TW: A gazelle running through a field of barbed wire and hard candy. Being chased by robots.
FP: What were some of your favorite records from the past year?
TW: Bahamas “Barchords” was on my record player a lot this year. The simplicity of the arrangements is really beautiful.
BR: I kind of lived under a rock all year, but came out for Hot Chip In Our Heads. And Boston’s Lifestyle re-emerged with Artificial. AND Trent’s band Portage released “Landings,” which is my favorite so far.
FP: What does your live rig look like right now?
BR: I play the Roland family: Juno-60 and SH-101. I wear the SH-101 as a keytar on a few songs—you can’t not.

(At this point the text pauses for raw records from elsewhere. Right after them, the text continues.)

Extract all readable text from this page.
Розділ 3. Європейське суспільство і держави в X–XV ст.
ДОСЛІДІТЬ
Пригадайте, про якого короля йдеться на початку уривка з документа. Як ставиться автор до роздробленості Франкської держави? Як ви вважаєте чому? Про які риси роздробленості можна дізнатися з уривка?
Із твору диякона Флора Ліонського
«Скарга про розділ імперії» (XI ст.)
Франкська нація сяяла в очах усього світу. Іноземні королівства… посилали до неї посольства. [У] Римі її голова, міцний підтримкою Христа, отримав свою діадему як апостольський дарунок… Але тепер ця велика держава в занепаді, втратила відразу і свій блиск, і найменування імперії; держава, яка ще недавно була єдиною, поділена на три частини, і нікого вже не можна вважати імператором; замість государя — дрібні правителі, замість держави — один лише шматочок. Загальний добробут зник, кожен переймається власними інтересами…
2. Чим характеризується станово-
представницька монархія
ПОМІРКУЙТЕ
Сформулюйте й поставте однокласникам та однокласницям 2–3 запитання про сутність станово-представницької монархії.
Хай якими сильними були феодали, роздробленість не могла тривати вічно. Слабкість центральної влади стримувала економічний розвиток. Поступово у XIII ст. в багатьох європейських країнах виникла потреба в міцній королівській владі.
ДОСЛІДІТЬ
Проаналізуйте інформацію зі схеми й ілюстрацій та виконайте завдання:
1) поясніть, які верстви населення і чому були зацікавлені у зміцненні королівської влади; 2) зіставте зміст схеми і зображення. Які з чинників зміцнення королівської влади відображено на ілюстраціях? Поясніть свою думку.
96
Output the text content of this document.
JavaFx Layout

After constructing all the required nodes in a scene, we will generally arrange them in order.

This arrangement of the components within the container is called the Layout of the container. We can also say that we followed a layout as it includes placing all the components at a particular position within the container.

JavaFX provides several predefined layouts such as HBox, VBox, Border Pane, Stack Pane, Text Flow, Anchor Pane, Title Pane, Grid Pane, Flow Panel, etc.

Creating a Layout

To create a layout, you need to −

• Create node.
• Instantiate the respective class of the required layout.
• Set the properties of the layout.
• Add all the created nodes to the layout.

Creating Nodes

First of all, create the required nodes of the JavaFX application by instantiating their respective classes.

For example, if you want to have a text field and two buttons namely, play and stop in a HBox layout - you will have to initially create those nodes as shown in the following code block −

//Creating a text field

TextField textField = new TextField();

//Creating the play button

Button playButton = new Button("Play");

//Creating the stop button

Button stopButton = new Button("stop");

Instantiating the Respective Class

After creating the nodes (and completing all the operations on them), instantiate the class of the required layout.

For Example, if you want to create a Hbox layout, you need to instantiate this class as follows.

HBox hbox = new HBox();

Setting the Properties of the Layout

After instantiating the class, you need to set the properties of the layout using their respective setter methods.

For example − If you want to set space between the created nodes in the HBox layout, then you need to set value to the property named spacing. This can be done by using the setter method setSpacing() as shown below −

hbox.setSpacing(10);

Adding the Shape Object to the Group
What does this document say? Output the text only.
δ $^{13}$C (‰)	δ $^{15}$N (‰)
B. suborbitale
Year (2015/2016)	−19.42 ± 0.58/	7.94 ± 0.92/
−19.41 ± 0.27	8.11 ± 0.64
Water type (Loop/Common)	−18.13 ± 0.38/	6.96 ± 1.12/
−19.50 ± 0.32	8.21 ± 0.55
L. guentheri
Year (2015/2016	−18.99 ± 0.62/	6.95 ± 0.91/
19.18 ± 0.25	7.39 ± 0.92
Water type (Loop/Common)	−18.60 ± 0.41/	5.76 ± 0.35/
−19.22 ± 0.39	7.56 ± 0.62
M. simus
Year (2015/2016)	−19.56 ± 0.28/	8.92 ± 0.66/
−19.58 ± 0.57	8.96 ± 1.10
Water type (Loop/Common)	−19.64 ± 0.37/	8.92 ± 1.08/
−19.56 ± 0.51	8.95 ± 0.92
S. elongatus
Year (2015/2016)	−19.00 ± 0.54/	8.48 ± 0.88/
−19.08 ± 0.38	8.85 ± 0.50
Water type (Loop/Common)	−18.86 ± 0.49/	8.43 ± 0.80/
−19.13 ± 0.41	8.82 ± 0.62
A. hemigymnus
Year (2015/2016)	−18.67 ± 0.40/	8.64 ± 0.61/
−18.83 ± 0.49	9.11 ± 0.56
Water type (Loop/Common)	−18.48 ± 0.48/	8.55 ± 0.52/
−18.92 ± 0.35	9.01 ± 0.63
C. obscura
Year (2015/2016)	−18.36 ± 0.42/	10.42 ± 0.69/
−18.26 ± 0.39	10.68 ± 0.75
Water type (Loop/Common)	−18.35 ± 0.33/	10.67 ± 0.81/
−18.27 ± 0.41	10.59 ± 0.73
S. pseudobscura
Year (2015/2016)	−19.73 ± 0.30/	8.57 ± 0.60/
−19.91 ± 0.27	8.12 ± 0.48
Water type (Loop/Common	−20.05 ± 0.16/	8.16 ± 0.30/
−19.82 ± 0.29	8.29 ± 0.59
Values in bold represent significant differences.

TW: I’m playing a Moog Little Phatty and an Akai AX60.
BR: We’ve also got our friend, and incredible musician, Ethan Skelton playing live drums. That guy’s on fire. We use Logic to mix, backtrack, send midi events, then run everything to the house through a MOTU 828 mkII.
FP: What can fans expect from the live show?
BR: As of now, live drums make all the difference. It’s a much more rock-oriented spin on the album, and it just makes sense live—there’s a certain energy that wouldn’t be there otherwise. People actually dance now—myself included.
TW: Definitely more rock and roll than you might expect. We expect dancing all around.
FP: What does the band have planned for the rest of 2013?
BR: I just caught up with life after album-launch-mania, and haven’t really had the headspace to think about what’s next. Yet.